Lors du match TFC-Caen, les supporters ultras ont donné de la voix dans les tribunes du Stadium. Photo : Paul Soulié.

Une première salve dont se sont finalement amusés les supporters présents en tribune face à Caen. Des banderoles moqueuses s’inspirant de la série Kaamelott ont été déployées en tribune. Un message envoyé à l’ensemble du club mais qui s’adressait fort probablement aussi à leur entraîneur. La victoire n’a pas empêché ce dernier de revenir à la charge.

À la veille de la rencontre face à Bordeaux, il s’est fendu d’une longue diatribe à l’encontre de ses propres supporters. « Je vous le dis, je voudrais que l’on aille en finale de la Coupe de la Ligue… pour m’apercevoir qu’il n’y a pas de supporters à Toulouse. On verra s’ils viennent quand on sera en finale à Bordeaux. Il devrait alors y avoir 25.000 Toulousains, je vous parie qu’il n’y seront pas. »

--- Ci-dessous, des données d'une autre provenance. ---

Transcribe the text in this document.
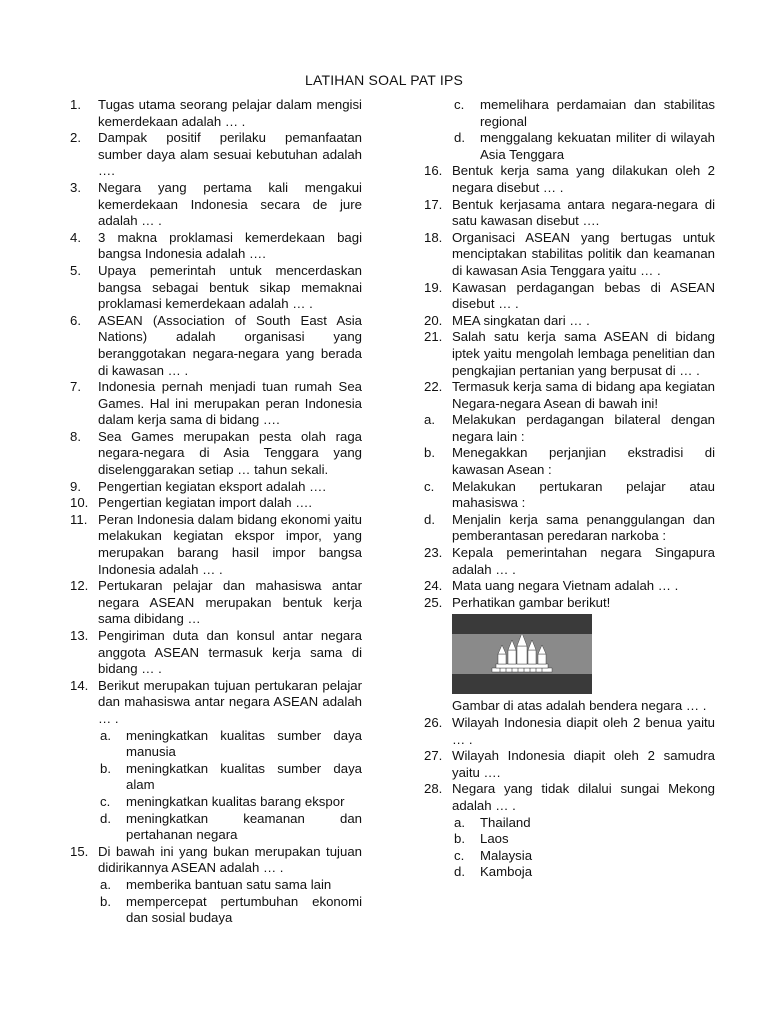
LATIHAN SOAL PAT IPS
1.	Tugas utama seorang pelajar dalam mengisi kemerdekaan adalah … .
2.	Dampak positif perilaku pemanfaatan sumber daya alam sesuai kebutuhan adalah ….
3.	Negara yang pertama kali mengakui kemerdekaan Indonesia secara de jure adalah … .
4.	3 makna proklamasi kemerdekaan bagi bangsa Indonesia adalah ….
5.	Upaya pemerintah untuk mencerdaskan bangsa sebagai bentuk sikap memaknai proklamasi kemerdekaan adalah … .
6.	ASEAN (Association of South East Asia Nations) adalah organisasi yang beranggotakan negara-negara yang berada di kawasan … .
7.	Indonesia pernah menjadi tuan rumah Sea Games. Hal ini merupakan peran Indonesia dalam kerja sama di bidang ….
8.	Sea Games merupakan pesta olah raga negara-negara di Asia Tenggara yang diselenggarakan setiap … tahun sekali.
9.	Pengertian kegiatan eksport adalah ….
10. Pengertian kegiatan import dalah ….
11. Peran Indonesia dalam bidang ekonomi yaitu melakukan kegiatan ekspor impor, yang merupakan barang hasil impor bangsa Indonesia adalah … .
12. Pertukaran pelajar dan mahasiswa antar negara ASEAN merupakan bentuk kerja sama dibidang …
13. Pengiriman duta dan konsul antar negara anggota ASEAN termasuk kerja sama di bidang … .
14. Berikut merupakan tujuan pertukaran pelajar dan mahasiswa antar negara ASEAN adalah … .
a.	meningkatkan kualitas sumber daya manusia
b.	meningkatkan kualitas sumber daya alam
c.	meningkatkan kualitas barang ekspor
d.	meningkatkan keamanan dan pertahanan negara
15. Di bawah ini yang bukan merupakan tujuan didirikannya ASEAN adalah … .
a.	memberika bantuan satu sama lain
b.	mempercepat pertumbuhan ekonomi dan sosial budaya
c.	memelihara perdamaian dan stabilitas regional
d.	menggalang kekuatan militer di wilayah Asia Tenggara
16. Bentuk kerja sama yang dilakukan oleh 2 negara disebut … .
17. Bentuk kerjasama antara negara-negara di satu kawasan disebut ….
18. Organisaci ASEAN yang bertugas untuk menciptakan stabilitas politik dan keamanan di kawasan Asia Tenggara yaitu … .
19. Kawasan perdagangan bebas di ASEAN disebut … .
20. MEA singkatan dari … .
21. Salah satu kerja sama ASEAN di bidang iptek yaitu mengolah lembaga penelitian dan pengkajian pertanian yang berpusat di … .
22. Termasuk kerja sama di bidang apa kegiatan Negara-negara Asean di bawah ini!
a.	Melakukan perdagangan bilateral dengan negara lain :
b.	Menegakkan perjanjian ekstradisi di kawasan Asean :
c.	Melakukan pertukaran pelajar atau mahasiswa :
d.	Menjalin kerja sama penanggulangan dan pemberantasan peredaran narkoba :
23. Kepala pemerintahan negara Singapura adalah … .
24. Mata uang negara Vietnam adalah … .
25. Perhatikan gambar berikut!
Gambar di atas adalah bendera negara … .
26. Wilayah Indonesia diapit oleh 2 benua yaitu … .
27. Wilayah Indonesia diapit oleh 2 samudra yaitu ….
28. Negara yang tidak dilalui sungai Mekong adalah … .
a.	Thailand
b.	Laos
c.	Malaysia
d.	Kamboja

« Un mauvais public ça te fait perdre des points », lâche Pascal Dupraz en conférence de presse lundi 11 décembre.

Trop c’est trop. Les Indians Tolosa, un des clubs de supporters les plus ultras du TFC, lui ont répondu le jour même par une lettre ouverte postée sur les réseaux sociaux. Le site pour les fans des Violets, « Capitole FC », y est également allé de sa plume.

L’envie de changement commence doucement à gagner du terrain, comme en atteste un sondage dont les résultats ont été publiés le 28 novembre sur le site d’actualité LesViolets.com. Sur 3 189 votants, plus de 55 % ont exprimé leur envie de voir Pascal Dupraz s’en aller.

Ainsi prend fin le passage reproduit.